Analytics

Aggregates

• Aggregates are functions that allow you to run a function down a column rather than on each particular row.
• Some of these include
  • COUNT
  • MAX
  • MIN
  • SUM

Aggregates - Count

• COUNT will give you the total number of rows in a table based on a column.
• COUNT does not consider the values in any column.
• It will simply add one for each row.

SELECT COUNT(*) as "count"
FROM teachers;

count
3

Aggregates - Max/Min

• MAX and MIN will give you the largest or smallest value of a column in any row.
• MAX and MIN will consider data type when doing this sort.
• TEXT will sort lexographically and numbers will sort numerically.

SELECT MAX(years) as "max", MIN(years) as "min"
FROM curriculeon.teacher_meta

max	min
11	4

Aggregates - Sum

• SUM will take the value of a numeric column and add together all of the values.

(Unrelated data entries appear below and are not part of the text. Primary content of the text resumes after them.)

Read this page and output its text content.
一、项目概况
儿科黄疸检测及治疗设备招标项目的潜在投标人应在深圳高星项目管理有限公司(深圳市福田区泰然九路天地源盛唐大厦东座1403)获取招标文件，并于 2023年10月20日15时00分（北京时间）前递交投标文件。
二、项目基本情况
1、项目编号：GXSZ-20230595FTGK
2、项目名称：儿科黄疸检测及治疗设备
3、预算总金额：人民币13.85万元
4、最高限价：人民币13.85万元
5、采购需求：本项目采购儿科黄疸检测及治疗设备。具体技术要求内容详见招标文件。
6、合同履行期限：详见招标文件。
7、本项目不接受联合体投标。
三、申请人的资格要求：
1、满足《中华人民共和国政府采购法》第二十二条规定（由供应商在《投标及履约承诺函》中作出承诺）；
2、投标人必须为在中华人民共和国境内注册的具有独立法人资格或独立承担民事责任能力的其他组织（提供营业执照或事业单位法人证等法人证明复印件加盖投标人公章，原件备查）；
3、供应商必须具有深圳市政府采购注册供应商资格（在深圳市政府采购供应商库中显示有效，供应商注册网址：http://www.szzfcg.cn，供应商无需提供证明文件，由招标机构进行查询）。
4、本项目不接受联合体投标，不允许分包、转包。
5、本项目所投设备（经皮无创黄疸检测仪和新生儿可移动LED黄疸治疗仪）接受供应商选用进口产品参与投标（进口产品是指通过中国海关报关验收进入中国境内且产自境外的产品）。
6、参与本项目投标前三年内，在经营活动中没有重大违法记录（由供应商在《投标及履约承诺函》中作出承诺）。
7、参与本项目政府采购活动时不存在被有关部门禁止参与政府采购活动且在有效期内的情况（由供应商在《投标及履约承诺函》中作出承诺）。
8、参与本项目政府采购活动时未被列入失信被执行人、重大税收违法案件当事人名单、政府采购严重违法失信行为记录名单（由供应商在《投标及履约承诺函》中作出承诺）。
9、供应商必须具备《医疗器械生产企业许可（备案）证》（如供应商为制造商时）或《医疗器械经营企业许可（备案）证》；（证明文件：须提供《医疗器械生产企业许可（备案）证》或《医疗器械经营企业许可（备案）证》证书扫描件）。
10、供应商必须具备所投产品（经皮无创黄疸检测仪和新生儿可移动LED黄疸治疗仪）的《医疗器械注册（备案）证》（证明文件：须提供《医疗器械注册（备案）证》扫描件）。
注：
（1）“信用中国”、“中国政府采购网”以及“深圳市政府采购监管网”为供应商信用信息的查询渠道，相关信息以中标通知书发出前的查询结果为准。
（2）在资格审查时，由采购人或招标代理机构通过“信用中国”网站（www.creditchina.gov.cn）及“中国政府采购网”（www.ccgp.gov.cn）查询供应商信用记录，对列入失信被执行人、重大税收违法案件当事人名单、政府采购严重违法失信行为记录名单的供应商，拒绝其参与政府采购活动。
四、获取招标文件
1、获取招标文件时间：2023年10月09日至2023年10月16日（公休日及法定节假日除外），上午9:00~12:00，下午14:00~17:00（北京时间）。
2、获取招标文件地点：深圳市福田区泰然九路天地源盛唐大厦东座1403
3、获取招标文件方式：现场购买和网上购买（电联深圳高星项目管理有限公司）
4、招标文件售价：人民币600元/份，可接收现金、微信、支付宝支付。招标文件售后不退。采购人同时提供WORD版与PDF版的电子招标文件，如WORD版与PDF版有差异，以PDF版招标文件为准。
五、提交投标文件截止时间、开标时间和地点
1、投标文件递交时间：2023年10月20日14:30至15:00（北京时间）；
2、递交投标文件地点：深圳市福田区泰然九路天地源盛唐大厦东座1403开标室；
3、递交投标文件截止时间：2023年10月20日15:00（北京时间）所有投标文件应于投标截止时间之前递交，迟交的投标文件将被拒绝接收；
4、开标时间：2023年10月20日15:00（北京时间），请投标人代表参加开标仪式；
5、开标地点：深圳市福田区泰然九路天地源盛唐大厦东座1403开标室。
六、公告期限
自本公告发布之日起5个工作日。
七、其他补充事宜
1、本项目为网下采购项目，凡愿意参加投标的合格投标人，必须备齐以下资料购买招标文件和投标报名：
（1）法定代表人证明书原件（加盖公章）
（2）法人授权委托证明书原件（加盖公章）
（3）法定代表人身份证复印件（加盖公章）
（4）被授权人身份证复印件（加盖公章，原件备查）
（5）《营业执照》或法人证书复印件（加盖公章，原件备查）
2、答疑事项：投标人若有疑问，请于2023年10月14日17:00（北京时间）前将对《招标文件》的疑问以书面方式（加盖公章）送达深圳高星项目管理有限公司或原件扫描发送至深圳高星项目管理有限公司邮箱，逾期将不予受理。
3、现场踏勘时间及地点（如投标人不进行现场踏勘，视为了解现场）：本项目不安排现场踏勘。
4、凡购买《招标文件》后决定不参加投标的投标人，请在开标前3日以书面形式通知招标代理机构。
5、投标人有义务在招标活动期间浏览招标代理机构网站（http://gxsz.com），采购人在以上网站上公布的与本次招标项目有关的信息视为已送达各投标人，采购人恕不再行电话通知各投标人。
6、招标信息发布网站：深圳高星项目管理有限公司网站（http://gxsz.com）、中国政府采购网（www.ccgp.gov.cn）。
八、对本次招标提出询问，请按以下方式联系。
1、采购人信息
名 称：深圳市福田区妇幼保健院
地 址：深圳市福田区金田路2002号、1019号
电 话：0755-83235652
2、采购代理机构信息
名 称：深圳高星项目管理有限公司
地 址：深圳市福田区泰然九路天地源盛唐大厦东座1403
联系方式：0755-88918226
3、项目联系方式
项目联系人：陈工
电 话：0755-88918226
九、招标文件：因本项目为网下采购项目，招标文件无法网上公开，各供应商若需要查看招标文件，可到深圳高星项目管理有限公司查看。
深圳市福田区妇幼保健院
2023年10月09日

SELECT SUM(years) as "sum"
FROM curriculeon.teacher_meta

sum
19

Aggregates - Group_Concat

• GROUP_CONCAT will take a column and concatenate all the rows.

SELECT GROUP_CONCAT(' ', first_name, ' ', last_name) as "group_concat"
FROM curriculeon.teachers;

group_concat
John Smith, Tabitha Schultz, Jane Herman

Group By

• Sometimes you want to take an aggregate of rows but you don’t want to indiscriminately aggregate all rows.
• You want to group some rows together and aggregate those.
• Right now in order to do that you could try using a WHERE clause, but you’d have to know some information about the rows beforehand.
• Instead we may group a column with a GROUP BY.
• Let’s write a query to list teachers who have equivilent experience together.

SELECT GROUP_CONCAT(' ', first_name, ' ', last_name) as "teachers", years
FROM curriculeon.teachers t
JOIN curriculeon.teacher_meta tm
  ON t.id = tm.teacher_id
GROUP BY tm.years;

teachers	years
John Smith, Tabitha Schultz	4
Jane Herman	11

Having

• A HAVING clause can be used to filter the results of a query.
• This is similar to the WHERE clause, but it works only with fields that are Aggregates.
• Let’s write a query to find all the students who have been assigned more than one assignment.

SELECT s.name, COUNT(a_s.assignment_id) as "assignments given"
FROM curriculeon.students s
JOIN curriculeon.assignment_student a_s
  ON s.id = a_s.student_id
GROUP BY s.name
HAVING COUNT(a_s.assignment_id) > 1;

name	assignments given
Linnell McLanachan	2

DBA corgis hope you’re HAVING a blast!